There is no doubt that there is now a humanitarian crisis, and a civil war with no end in sight. So what is the government doing and not doing?

Theresa May has now stripped 20 British citizens of their nationality because they went to fight in Syria.  The head of counter-terrorism at the Crown Prosecution Service, Sue Hemming,  said it was a crime to fight in another country and Britons doing so could potentially face life-sentences on their return. Charles Farr, head of the Office for Security and Counter-Terrorism, said the size of extremist groups in Syria and the number of Britons joining them had become “the biggest challenge” facing the police and intelligence agencies. Everywhere you look, you are more likely to be reminded that the conflict is a breeding ground for terrorists than a humanitarian crisis.

The ‘British Girls Inspired by Jihad’ Splash is a good example of the alarmist coverage on the conflict.

British Girls Standard

The story was about two 17 year old British girls who were arrested in Heathrow over suspected terrorist offences. This was used as a preface to comments by Scotland Yard’s counterterrorism office, Richard Walton, who pleaded for British Muslims to help stop children turning into terrorist:

“We’ve had a number of teenagers both from London and nationally who’ve been attempting to go to Syria,” he said. “That’s boys and girls unfortunately. It’s not just the odd one. It’s shocking they’re such young people.

The exaggerated concern with girls and women being involved with terrorism was obvious, not only in the headlines, but also in the text of the articles. There are mentions of two women being charged with financial support of terrorism and a stark warning to the Muslim community:

“We don’t want to alarm the Muslim community that their girls are all going out to fight — they are very small numbers, but nevertheless we can’t deny that it is an issue and a concern.” He said wives and girlfriends here could also be “complicit” if they remained silent about men going to fight.

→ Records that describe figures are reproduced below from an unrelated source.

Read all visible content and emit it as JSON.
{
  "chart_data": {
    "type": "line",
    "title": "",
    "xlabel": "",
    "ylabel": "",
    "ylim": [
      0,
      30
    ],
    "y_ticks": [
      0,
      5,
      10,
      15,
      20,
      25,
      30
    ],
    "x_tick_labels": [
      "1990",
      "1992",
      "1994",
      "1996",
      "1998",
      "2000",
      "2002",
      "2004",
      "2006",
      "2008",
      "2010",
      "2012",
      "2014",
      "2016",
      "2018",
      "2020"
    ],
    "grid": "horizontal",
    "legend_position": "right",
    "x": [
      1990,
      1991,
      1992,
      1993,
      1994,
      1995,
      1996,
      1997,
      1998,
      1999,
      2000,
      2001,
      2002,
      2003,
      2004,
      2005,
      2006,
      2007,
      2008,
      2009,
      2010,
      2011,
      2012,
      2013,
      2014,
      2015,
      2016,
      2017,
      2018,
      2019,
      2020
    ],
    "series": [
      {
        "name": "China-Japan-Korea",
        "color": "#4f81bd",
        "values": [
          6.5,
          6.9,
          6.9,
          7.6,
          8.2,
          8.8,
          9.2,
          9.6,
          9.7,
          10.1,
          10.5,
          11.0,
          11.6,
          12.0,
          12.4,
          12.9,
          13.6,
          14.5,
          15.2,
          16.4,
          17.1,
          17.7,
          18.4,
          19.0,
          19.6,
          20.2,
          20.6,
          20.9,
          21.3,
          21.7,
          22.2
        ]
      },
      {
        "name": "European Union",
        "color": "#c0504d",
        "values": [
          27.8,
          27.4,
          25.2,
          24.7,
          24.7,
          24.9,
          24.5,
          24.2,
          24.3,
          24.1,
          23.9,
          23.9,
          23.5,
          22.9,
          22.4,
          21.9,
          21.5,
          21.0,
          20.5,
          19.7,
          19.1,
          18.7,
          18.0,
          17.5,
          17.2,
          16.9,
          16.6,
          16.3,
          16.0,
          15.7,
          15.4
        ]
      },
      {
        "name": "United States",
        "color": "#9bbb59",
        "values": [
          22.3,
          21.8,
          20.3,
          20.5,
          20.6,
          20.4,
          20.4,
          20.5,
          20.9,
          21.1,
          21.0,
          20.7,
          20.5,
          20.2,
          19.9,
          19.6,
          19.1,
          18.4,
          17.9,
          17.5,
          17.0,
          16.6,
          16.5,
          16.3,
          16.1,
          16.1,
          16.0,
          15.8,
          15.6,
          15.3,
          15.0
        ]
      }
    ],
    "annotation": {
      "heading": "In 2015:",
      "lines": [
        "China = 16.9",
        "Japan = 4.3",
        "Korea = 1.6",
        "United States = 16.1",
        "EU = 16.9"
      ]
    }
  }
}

The numbers of women involved in terrorism, is by their own admission, very small. However, that does not stop the alarmist tone, which chimes in with the wider coverage on British Muslim’s involvement in Syria. These pieces serve to increase the suspect population and to scare the public into thinking that the number of potential terrorist has increased dramatically, because now women are also involved in terror.

(I don’t know why there is surprise that women are also involved in terrorism. I know that males generally are more involved in political violence, but women’s involvement is only really surprising if you assume the traditional gender roles where women are passive and unlikely to get radicalised. I personally don’t buy this.)

Most importantly though, is the constant reference to the two British girls that were arrested at Heathrow, which was touted as evidence of the increase in British Muslim radicalisation:

Commander Walton said the involvement of females was a disturbing new development: “This is not simply a problem for British male Muslims, it’s also an issue for some of our British Muslim women as well. We have made arrests of teenage girls going to Syria.

At the very bottom of one of the pieces, there is the following line:

He said that although the two  17-year-old girls — who were arrested this month — had been released without charge, he was particularly concerned about  the numbers of young Britons becoming radicalised.

The girls were released without charge. Without charge.

Whether or not there is a increase in British Muslims fighting in Syria, which I don’t dispute, planning an entire alarmist story over two girls that were released without charge is irresponsible and further tarnishes the British Muslim community as suspect and problematic.

Moreover, it reinforces a narrative where Syria is being constantly linked with terrorism, rather than as a humanitarian crisis which deserves British help. Further, ministers have now claimed that they might need new legislation to deal with the terrorist threat from Syria. As someone whose research is on the UK terrorism legislation and policy, I am both horrified and curious. What else can the government do? How much further can they go?

In my opinion, it is this frame, coupled with general hostility towards asylum-seekers and immigration, that is behind the indifference towards the government’s lack of enthusiasm with actually providing refuge to Syrian refugees.

Yesterday, Free Movement revealed that the government is removing and detaining Syrian asylum-seekers, rather than providing them with the asylum they need. This was not met with any kind of media attention, which is appalling.

Appalling, but not surprising, when the media and the government are so busy framing the conflict as a national security issue. This is not to deny the potential terrorist threat but to recognise that there are real humanitarian concerns which should be at the very least as urgent as potential national security threats. But the current discourse is not doing that.

So we need to talk about Syria. Because what the government and media are not doing it right.